EEOC Commissioner Yang Reviews Agency Priorities at New York Seminar

Author: Marta Moakley, XpertHR Legal Editor

June 8, 2017

Commissioner Jenny R. Yang, speaking at the Equal Employment Opportunity Commission's (EEOC's) New York District Technical Assistance Program Seminar (TAPS) on June 7, confirmed that the agency's mission continues on despite a shift in priorities by the Trump administration and changing commission appointments.

The former EEOC Chair reviewed the four-year EEOC Strategic Enforcement Plan (in place from 2017 through 2021) and its focus on emerging employment law issues and systemic enforcement.

While conceding that "this is a time of transition in the agency," Commissioner Yang affirmed that the "EEOC remains committed to its core values and core mission." Currently, there is one vacancy on the Commission, and Victoria A. Lipnic serves as the Acting Chair. Commissioner Yang's own term will expire on July 1, 2017. The EEOC's General Counsel position is also vacant.

The commissioner addressed present challenges to existing EEOC regulations and requirements. Regarding the EEOC's regulations expanding EEO-1 reporting obligations to include pay data collection, Commissioner Yang mentioned business groups' pending request to the Office of Management and Budget (OMB) to reconsider those revisions. The commissioner stressed that although the OMB has not yet spoken, data is "critically important" to combating discrimination.

Commissioner Yang explained that pay equity violations are extremely difficult to ascertain absent happenstance: often, a claimant may learn of an unlawful salary differential by chance or because of a casual conversation.
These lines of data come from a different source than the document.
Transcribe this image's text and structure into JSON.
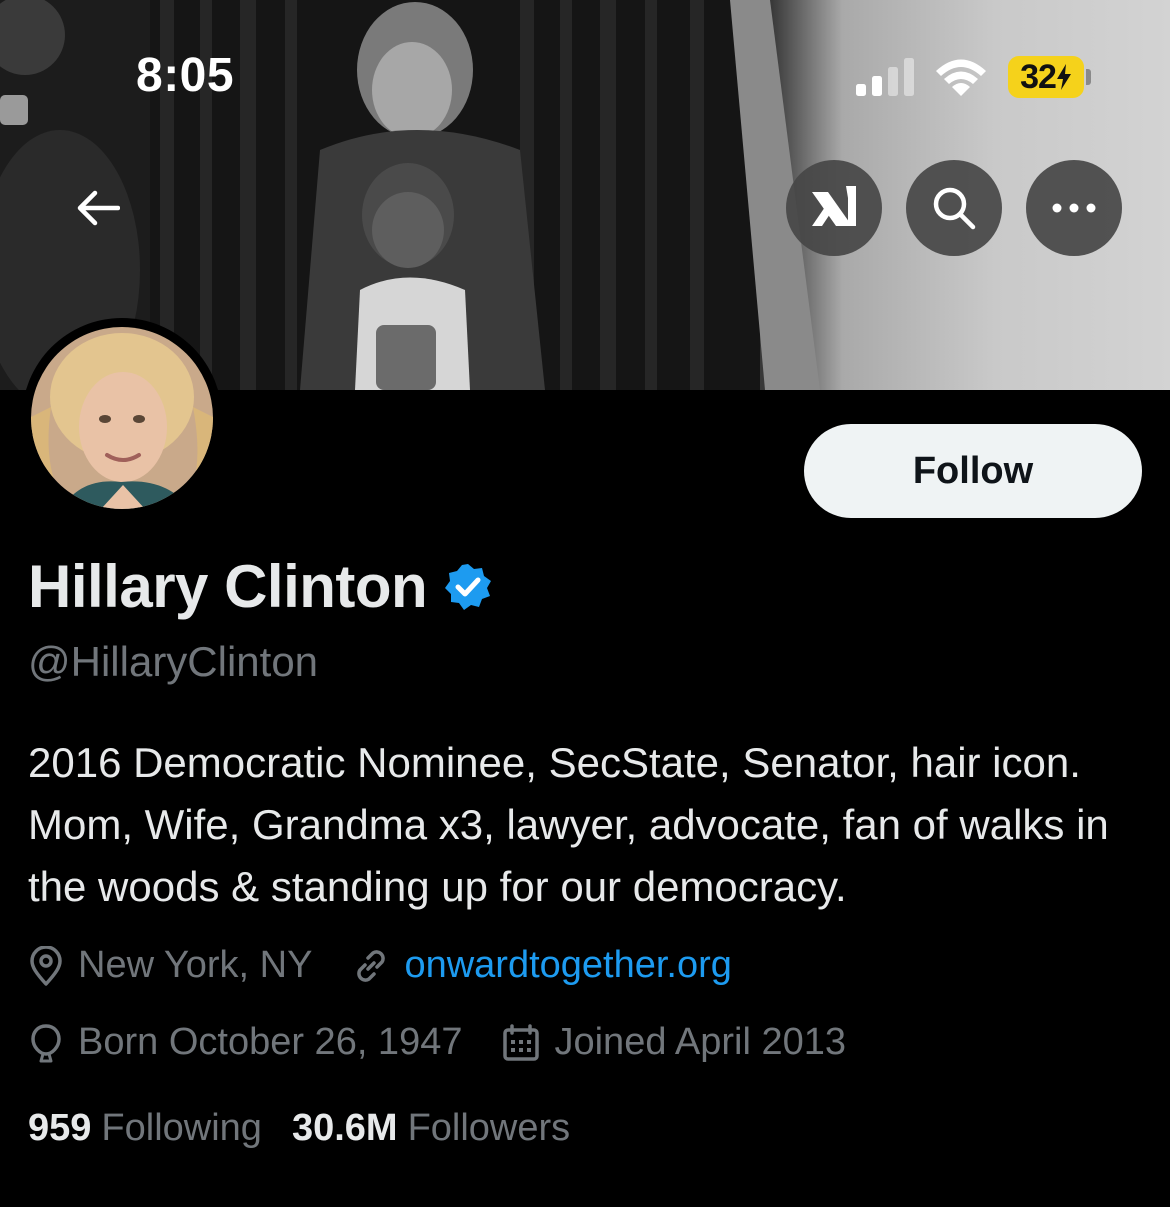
{
  "status_bar": {
    "time": "8:05",
    "battery": "32",
    "battery_charging": true,
    "battery_color": "#f5d21b"
  },
  "nav": {
    "back_icon": "arrow-left-icon",
    "grok_icon": "grok-icon",
    "search_icon": "search-icon",
    "more_icon": "more-horizontal-icon"
  },
  "profile": {
    "follow_label": "Follow",
    "display_name": "Hillary Clinton",
    "verified": true,
    "verified_color": "#1d9bf0",
    "handle": "@HillaryClinton",
    "bio": "2016 Democratic Nominee, SecState, Senator, hair icon. Mom, Wife, Grandma x3, lawyer, advocate, fan of walks in the woods & standing up for our democracy.",
    "location": "New York, NY",
    "website": "onwardtogether.org",
    "born": "Born October 26, 1947",
    "joined": "Joined April 2013",
    "following_count": "959",
    "following_label": "Following",
    "followers_count": "30.6M",
    "followers_label": "Followers"
  },
  "colors": {
    "background": "#000000",
    "link": "#1d9bf0",
    "muted_text": "#71767b",
    "primary_text": "#e7e9ea"
  }
}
Because this type of discrimination is "very difficult to root out," Commissioner Yang argued that access to pay equity data is central to effective enforcement of equal pay laws.
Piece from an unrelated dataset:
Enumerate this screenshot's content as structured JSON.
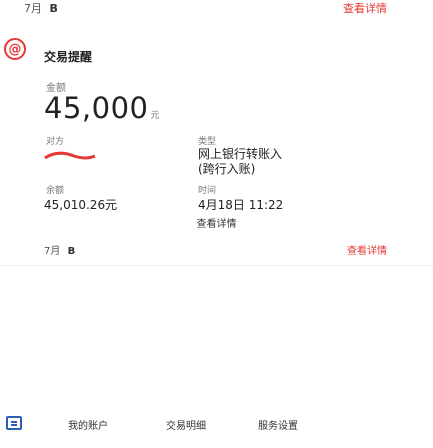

Although the issue of pay equity tends to be viewed through a gender-based lens, Commissioner Yang clarified that the EEOC champions "pay equality for all workers," including all protected classes.

Regarding other strategic priorities, Commissioner Yang noted a steady increase in charges regarding LGBTQ discrimination filed each year since 2013, when the commission first started tracking this information.

Commissioner Yang also expressed concern at how the gig economy or sharing economy is changing the workplace. The EEOC has "seen allegations of discrimination regarding assignment and customer ratings systems in these on-demand companies." Commissioner Yang warned that the enforcement agency is "watching developments closely," and emphasized the importance of providing a safe and welcoming environment to all workers in a workplace, including those with temporary or part-time work assignments.

Despite current challenges, Commissioner Yang commented that she continues to be "impressed by companies around the country taking a stand against discrimination." In addition, she mentioned how employers may use innovative practices to resolve emergent compliance issues: "As we have industries transforming rapidly and we see innovations we never thought possible. . .we can address many of these vexing challenges."